Travelled and traveled
Most of the time, when the final syllable of the root word is not stressed, the final consonant is not doubled when a suffix is added. However, in British English, the final consonant is always doubled if it is an “l”. So we write: travel, travelling, travelled, traveller, signal, signalling, signalled, signaller. American English is more logical, because the words ending in “l” follow the same rule as words ending in other letters: the last letter does not need to be doubled because the last syllable of the root word is not stressed.
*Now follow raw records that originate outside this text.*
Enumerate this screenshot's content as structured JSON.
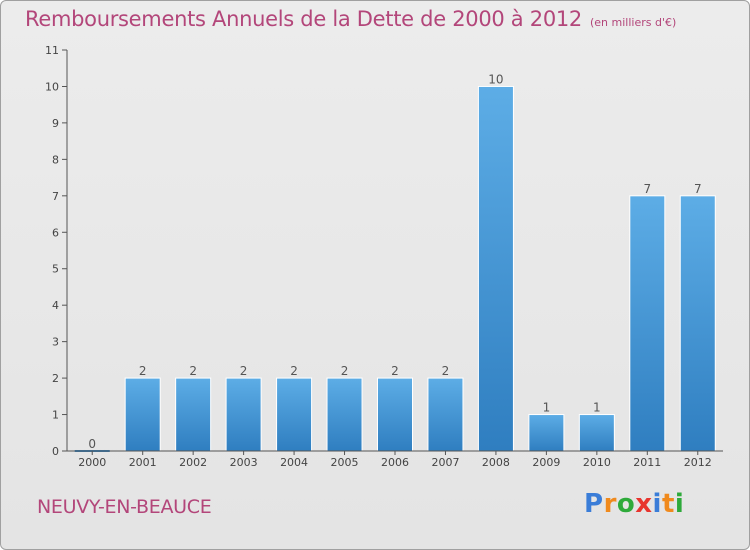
{
  "header": {
    "title": "Remboursements Annuels de la Dette de 2000 à 2012",
    "unit": "(en milliers d'€)"
  },
  "footer": {
    "commune": "NEUVY-EN-BEAUCE",
    "logo_letters": [
      "P",
      "r",
      "o",
      "x",
      "i",
      "t",
      "i"
    ],
    "logo_colors": [
      "#3a7dd8",
      "#f08a1d",
      "#2eaa3a",
      "#e8352e",
      "#3a7dd8",
      "#f08a1d",
      "#2eaa3a"
    ]
  },
  "colors": {
    "title": "#b3467a",
    "bar_light": "#5dade6",
    "bar_dark": "#2f7ec0",
    "axis": "#555555"
  },
  "chart_data": {
    "type": "bar",
    "categories": [
      "2000",
      "2001",
      "2002",
      "2003",
      "2004",
      "2005",
      "2006",
      "2007",
      "2008",
      "2009",
      "2010",
      "2011",
      "2012"
    ],
    "values": [
      0,
      2,
      2,
      2,
      2,
      2,
      2,
      2,
      10,
      1,
      1,
      7,
      7
    ],
    "data_labels": [
      "0",
      "2",
      "2",
      "2",
      "2",
      "2",
      "2",
      "2",
      "10",
      "1",
      "1",
      "7",
      "7"
    ],
    "yticks": [
      0,
      1,
      2,
      3,
      4,
      5,
      6,
      7,
      8,
      9,
      10,
      11
    ],
    "ylim": [
      0,
      11
    ],
    "grid": false,
    "legend": "none"
  }
}
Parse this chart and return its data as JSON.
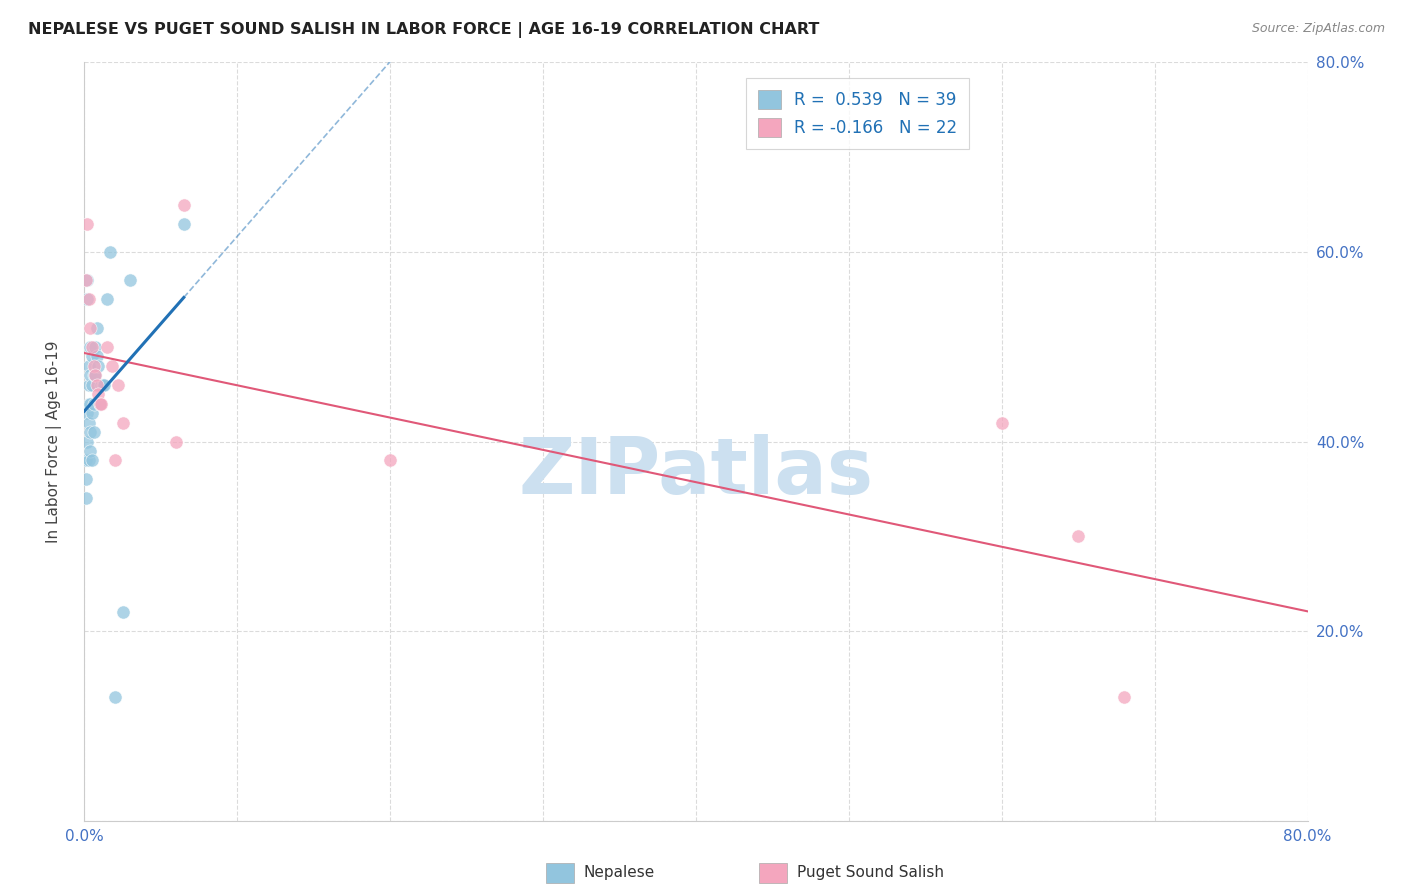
{
  "title": "NEPALESE VS PUGET SOUND SALISH IN LABOR FORCE | AGE 16-19 CORRELATION CHART",
  "source": "Source: ZipAtlas.com",
  "ylabel": "In Labor Force | Age 16-19",
  "xlim": [
    0.0,
    0.8
  ],
  "ylim": [
    0.0,
    0.8
  ],
  "xticks": [
    0.0,
    0.1,
    0.2,
    0.3,
    0.4,
    0.5,
    0.6,
    0.7,
    0.8
  ],
  "yticks": [
    0.0,
    0.2,
    0.4,
    0.6,
    0.8
  ],
  "nepalese_R": 0.539,
  "nepalese_N": 39,
  "salish_R": -0.166,
  "salish_N": 22,
  "nepalese_color": "#92c5de",
  "salish_color": "#f4a6be",
  "nepalese_line_color": "#2171b5",
  "salish_line_color": "#e05878",
  "legend_nepalese_label": "Nepalese",
  "legend_salish_label": "Puget Sound Salish",
  "nepalese_x": [
    0.001,
    0.001,
    0.001,
    0.002,
    0.002,
    0.002,
    0.002,
    0.003,
    0.003,
    0.003,
    0.003,
    0.003,
    0.004,
    0.004,
    0.004,
    0.004,
    0.004,
    0.005,
    0.005,
    0.005,
    0.005,
    0.006,
    0.006,
    0.006,
    0.007,
    0.007,
    0.008,
    0.008,
    0.009,
    0.01,
    0.011,
    0.012,
    0.013,
    0.015,
    0.017,
    0.02,
    0.025,
    0.03,
    0.065
  ],
  "nepalese_y": [
    0.38,
    0.36,
    0.34,
    0.57,
    0.55,
    0.43,
    0.4,
    0.48,
    0.46,
    0.44,
    0.42,
    0.38,
    0.5,
    0.47,
    0.44,
    0.41,
    0.39,
    0.49,
    0.46,
    0.43,
    0.38,
    0.47,
    0.44,
    0.41,
    0.5,
    0.47,
    0.52,
    0.49,
    0.48,
    0.44,
    0.46,
    0.46,
    0.46,
    0.55,
    0.6,
    0.13,
    0.22,
    0.57,
    0.63
  ],
  "salish_x": [
    0.001,
    0.002,
    0.003,
    0.004,
    0.005,
    0.006,
    0.007,
    0.008,
    0.009,
    0.01,
    0.011,
    0.015,
    0.018,
    0.02,
    0.022,
    0.025,
    0.06,
    0.065,
    0.2,
    0.6,
    0.65,
    0.68
  ],
  "salish_y": [
    0.57,
    0.63,
    0.55,
    0.52,
    0.5,
    0.48,
    0.47,
    0.46,
    0.45,
    0.44,
    0.44,
    0.5,
    0.48,
    0.38,
    0.46,
    0.42,
    0.4,
    0.65,
    0.38,
    0.42,
    0.3,
    0.13
  ],
  "background_color": "#ffffff",
  "grid_color": "#d8d8d8",
  "watermark_text": "ZIPatlas",
  "watermark_color": "#cce0f0"
}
In American English it is correct to write: travel, traveling, traveled, traveler, signal, signaling, signaled, signaler.
Anaemia or anemia
British English preserves the “ae” and “oe” spellings used in classical Latin for scientific terminology: anaemia, haemoglobin, oedema, oestrogen. In American English these spellings are usually spelled with an “e”: anemia, hemoglobin, edema, estrogen.
Analogue or analog
The British English spellings analogue, catalogue, dialogue and monologue are sometimes maintained in American English, but sometimes the final “ue” (which is silent) is omitted. In American English it is quite acceptable to write: analog, catalog, dialog, monolog. Strangely enough, analog and catalog seem to be standard in American spelling, whereas dialogue and monologue are still found more often than their shorter equivalents.
The ise / ize difference is strictly speaking not a difference between British and American spelling: see ise and ize.